Add-on ixazomib does not improve cyclophosphamide-dexamethasone combo in frail MM patients
The addition of ixazomib to cyclophosphamide-dexamethasone (CD) treatment does not seem to result in better survival and response rates in patients with newly diagnosed and relapsed multiple myeloma (MM), a recent study has found.
The randomized, controlled, open-label, multicentre phase II trial enrolled 112 patients who had previously been treated with thalidomide, lenalidomide, and a proteasome inhibitor. Fifty-four patients received CD only, while 58 were treated with additional ixazomib (ICD). The primary clinical activity outcome measure was progression-free survival (PFS).
A total of 110 patients completed the median follow-up of 10.7 months. According to a composite of age, Charlson Comorbidity Index, and Eastern Cooperative Oncology Group performance status, 73.6 percent of patients were frail.
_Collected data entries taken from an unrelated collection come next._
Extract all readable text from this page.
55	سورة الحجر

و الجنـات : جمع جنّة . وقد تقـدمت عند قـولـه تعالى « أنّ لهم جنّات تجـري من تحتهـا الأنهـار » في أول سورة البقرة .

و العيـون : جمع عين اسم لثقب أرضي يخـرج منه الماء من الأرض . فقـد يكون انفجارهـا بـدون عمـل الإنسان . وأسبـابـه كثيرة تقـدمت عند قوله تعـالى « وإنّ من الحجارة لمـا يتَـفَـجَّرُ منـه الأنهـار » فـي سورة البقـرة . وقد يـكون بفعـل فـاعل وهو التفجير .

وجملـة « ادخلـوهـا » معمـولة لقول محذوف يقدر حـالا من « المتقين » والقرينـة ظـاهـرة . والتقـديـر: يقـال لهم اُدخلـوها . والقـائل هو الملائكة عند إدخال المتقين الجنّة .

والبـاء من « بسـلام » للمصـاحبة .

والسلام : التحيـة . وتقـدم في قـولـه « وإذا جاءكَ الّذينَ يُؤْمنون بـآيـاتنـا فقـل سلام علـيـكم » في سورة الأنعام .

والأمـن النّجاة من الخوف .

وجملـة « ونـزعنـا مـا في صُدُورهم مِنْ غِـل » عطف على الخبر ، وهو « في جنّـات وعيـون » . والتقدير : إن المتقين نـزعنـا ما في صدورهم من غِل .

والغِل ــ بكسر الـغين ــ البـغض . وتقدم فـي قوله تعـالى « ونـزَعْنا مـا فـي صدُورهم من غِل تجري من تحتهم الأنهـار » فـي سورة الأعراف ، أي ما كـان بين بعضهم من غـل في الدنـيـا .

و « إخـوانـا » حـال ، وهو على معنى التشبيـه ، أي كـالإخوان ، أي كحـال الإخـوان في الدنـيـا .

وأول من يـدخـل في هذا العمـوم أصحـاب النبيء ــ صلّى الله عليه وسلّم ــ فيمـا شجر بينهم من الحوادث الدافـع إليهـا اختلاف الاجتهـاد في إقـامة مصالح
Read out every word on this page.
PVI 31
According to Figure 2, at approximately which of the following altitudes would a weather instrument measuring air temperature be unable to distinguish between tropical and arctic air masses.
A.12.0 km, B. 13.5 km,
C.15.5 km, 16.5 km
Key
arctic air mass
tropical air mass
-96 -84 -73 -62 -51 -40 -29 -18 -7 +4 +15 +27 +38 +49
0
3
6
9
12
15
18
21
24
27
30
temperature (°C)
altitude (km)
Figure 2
Median PFS was 5.6 months in the ICD group, not significantly different than the 6.7-month outcome in CD comparators. The resulting risk estimate, as calculated by Cox proportional hazards models, was likewise statistically comparable between arms (hazard ratio [HR], 1.21, 80 percent confidence interval [CI], 0.9–1.6; p=0.3634).
A similar pattern was reported for overall survival (OS; ICD vs CD: 14.1 vs 19.1 months; HR, 1.52, 80 percent CI, 1.06–2.18; p=0.1346). Frailty was also not deemed to be a significant correlate of PFS and OS, with survival rates remaining comparable between frailty and treatment groups.
“The results of this study show that, at least in the frail and advanced patient population enrolled, the inexpensive and all-oral combination of CD can indeed be associated with satisfactory responses, a finding that is particularly relevant for MM patients who do not have access to costly novel drug combinations,” the researchers said.